Personnalité forte et simple à la fois, le P. Jacques (Lucien Bunel) est un témoin lumineux de cette première moitié du 20è siècle, pris dans les bouleversements d’une société en transformation et la tourmente de la guerre et du rejet de l’autre. Educateur, apôtre, témoin, ce Carme au tempérament fougueux nous laisse le témoignage d’une vie toute entière livrée
Biographie
Né en 1900 à Barentin, près de Rouen, Lucien Bunel doit à sa détermination sans bornes d’entrer au Séminaire en 1912, alors que sa famille est pauvre. Il veut être un « grand monsieur le curé ». Petit séminaire, grand séminaire, Lucien, de nature bouillonnante, comprend que c’est en lui que la conversion doit s’opérer.
Durant ces années de formation, il découvre la déchristianisation des campagnes et, surtout, les enfants laissés à eux-mêmes. Véritable appel pour lui à être sans restriction apôtre et éducateur, vocation à laquelle il se donne dès lors sans compter. Nommé professeur dans un collège du Havre, ordonné prêtre en 1925, c’est en s’oubliant lui-même et en n’existant que pour l’autre qu’il livre toute ses énergie, dévoré par mille activités.
Pourtant, l’appel au désert, la soif de l’absolu de Dieu le travaille et il aime à se retrouver dans la solitude de la création.
En 1931, sa décision est prise : il entre chez les Carmes de Lille, attiré par la vie d’oraison. En 1934, il est nommé directeur du Petit Collège d’Avon que les Carmes viennent d’ouvrir. Il y déploiera pleinement son charisme d’éducateur qu’il comprend comme un véritable appel de Dieu pour son temps, alors que les thèses fascistes et nazis font leur chemin dans les esprits.
En 1939, la guerre éclate et le P. Jacques est mobilisé. Un an plus tard, c’est la défaite française et bientôt, l’occupation. Le P. Jacques est bouleversé par l’oppression et la persécution que subissent les Juifs. Que faire ? C’est ainsi qu’il entre, presque naturellement, dans la résistance, le Petit Collège servant à cacher des réfractaires au S.T.O., des résistants et surtout des enfants juifs, inscrits sous un faux nom.

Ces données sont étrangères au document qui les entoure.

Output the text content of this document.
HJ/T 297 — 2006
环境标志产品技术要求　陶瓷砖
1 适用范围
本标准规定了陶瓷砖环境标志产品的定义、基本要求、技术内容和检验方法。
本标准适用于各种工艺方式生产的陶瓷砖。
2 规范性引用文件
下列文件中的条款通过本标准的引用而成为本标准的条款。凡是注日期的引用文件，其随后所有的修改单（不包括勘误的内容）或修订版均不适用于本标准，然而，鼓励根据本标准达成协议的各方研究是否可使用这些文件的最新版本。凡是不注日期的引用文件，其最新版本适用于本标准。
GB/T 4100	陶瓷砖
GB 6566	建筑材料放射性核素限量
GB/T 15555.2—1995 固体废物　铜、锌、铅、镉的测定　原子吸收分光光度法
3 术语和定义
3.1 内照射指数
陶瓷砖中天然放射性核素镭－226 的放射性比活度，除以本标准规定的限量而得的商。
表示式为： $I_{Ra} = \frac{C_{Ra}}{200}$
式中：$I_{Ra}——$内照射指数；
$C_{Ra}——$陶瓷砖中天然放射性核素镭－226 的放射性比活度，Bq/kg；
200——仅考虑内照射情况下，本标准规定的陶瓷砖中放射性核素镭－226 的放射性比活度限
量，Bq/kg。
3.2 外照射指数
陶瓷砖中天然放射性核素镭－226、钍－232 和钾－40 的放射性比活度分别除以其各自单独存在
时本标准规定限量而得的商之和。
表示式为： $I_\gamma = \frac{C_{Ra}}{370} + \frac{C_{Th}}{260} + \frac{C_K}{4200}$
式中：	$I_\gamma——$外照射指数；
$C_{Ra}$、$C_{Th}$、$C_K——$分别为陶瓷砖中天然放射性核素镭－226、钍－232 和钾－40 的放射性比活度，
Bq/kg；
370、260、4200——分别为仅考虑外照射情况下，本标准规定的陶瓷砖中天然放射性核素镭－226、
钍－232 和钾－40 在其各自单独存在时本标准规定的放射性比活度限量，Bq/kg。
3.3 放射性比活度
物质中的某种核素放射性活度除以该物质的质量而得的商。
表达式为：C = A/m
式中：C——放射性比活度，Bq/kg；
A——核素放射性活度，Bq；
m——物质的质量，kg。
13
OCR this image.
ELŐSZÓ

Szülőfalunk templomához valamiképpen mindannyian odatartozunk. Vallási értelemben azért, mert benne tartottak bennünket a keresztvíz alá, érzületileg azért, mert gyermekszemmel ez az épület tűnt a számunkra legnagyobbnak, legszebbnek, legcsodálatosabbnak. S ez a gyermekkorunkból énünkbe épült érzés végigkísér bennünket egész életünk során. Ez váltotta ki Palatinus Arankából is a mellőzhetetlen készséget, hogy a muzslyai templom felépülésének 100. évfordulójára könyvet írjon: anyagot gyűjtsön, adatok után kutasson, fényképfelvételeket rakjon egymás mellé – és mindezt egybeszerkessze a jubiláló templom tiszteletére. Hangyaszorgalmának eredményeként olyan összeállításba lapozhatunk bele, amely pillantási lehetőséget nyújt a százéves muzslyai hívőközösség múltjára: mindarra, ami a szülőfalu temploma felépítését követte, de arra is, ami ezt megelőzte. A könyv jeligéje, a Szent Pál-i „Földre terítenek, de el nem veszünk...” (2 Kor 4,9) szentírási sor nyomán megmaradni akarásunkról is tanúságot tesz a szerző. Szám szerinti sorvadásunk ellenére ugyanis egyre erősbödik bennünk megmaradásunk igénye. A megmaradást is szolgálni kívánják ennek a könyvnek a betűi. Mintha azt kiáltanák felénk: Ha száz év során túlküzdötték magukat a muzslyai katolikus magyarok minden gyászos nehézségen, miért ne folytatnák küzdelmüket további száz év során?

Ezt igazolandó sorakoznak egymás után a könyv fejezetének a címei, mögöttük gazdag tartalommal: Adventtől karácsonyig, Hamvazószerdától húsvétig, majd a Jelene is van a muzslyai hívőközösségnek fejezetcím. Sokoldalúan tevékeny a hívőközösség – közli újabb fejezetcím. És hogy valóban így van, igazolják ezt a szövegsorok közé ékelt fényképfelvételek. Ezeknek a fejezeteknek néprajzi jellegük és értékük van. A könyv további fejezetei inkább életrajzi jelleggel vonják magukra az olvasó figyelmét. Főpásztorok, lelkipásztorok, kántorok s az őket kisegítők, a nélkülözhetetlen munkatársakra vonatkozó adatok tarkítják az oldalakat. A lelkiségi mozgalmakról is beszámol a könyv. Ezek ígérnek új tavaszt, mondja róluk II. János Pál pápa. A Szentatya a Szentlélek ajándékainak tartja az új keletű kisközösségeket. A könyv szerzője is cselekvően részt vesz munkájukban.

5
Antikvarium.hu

Mais, en 1944, il est arrêté par la Gestapo, avec 3 enfants juifs cachés au collège. Il aura cette phrase, immortalisée par le film de Louis Malle : « Au revoir, les enfants, continuez sans moi ».
Transféré alors de camp en camp, jusqu’à Mauthausen, le P. Jacques est auprès des déportés un témoin d’humanité, de charité et d’espérance, dont la force était enracinée en Dieu : « pur feu flambant » selon l’un de ses compagnons.
Le 5 mai 1945, le camp de Mauthausen, où le P. Jacques vient d’arriver, est libéré.
Exténué, il trouve encore la force de représenter les Français aux réunions du Comité International des Déportés. Mais l’épuisement le rattrape et il s’éteint le 2 juin 1945 à l’Hôpital de Linz.
Le 9 juin 1985, la médaille des Justes lui est décernée par l’Etat d’Israël.
« N’exister que pour l’autre »
« C’est là la vie du prêtre.
Oublier tout, quitter tout, même la vie, pour les autres.
N’exister que pour les autres,
que pour leur faire connaître Jésus et le leur faire aimer. »
Le P. Jacques n’est encore que l’Abbé Bunel quand il décrit ainsi la manière dont il comprend sa vocation de prêtre.
Tout est orienté, en lui, vers l’autre : les autres, ces enfants des campagnes, ces hommes et ces femmes vers qui il est envoyé, mais aussi l’Autre, Dieu, qu’il aime à chercher dans « le calme du bois, dans le murmure des arbres, dans la prière des oiseaux ».
Les deux sont inséparables : la vie du P. Jacques est une vie livrée au bien de l’autre et trouve sa source dans la contemplation du mystère de Dieu qui se donne à l’homme. Même soif de l’absolu qui l’habite.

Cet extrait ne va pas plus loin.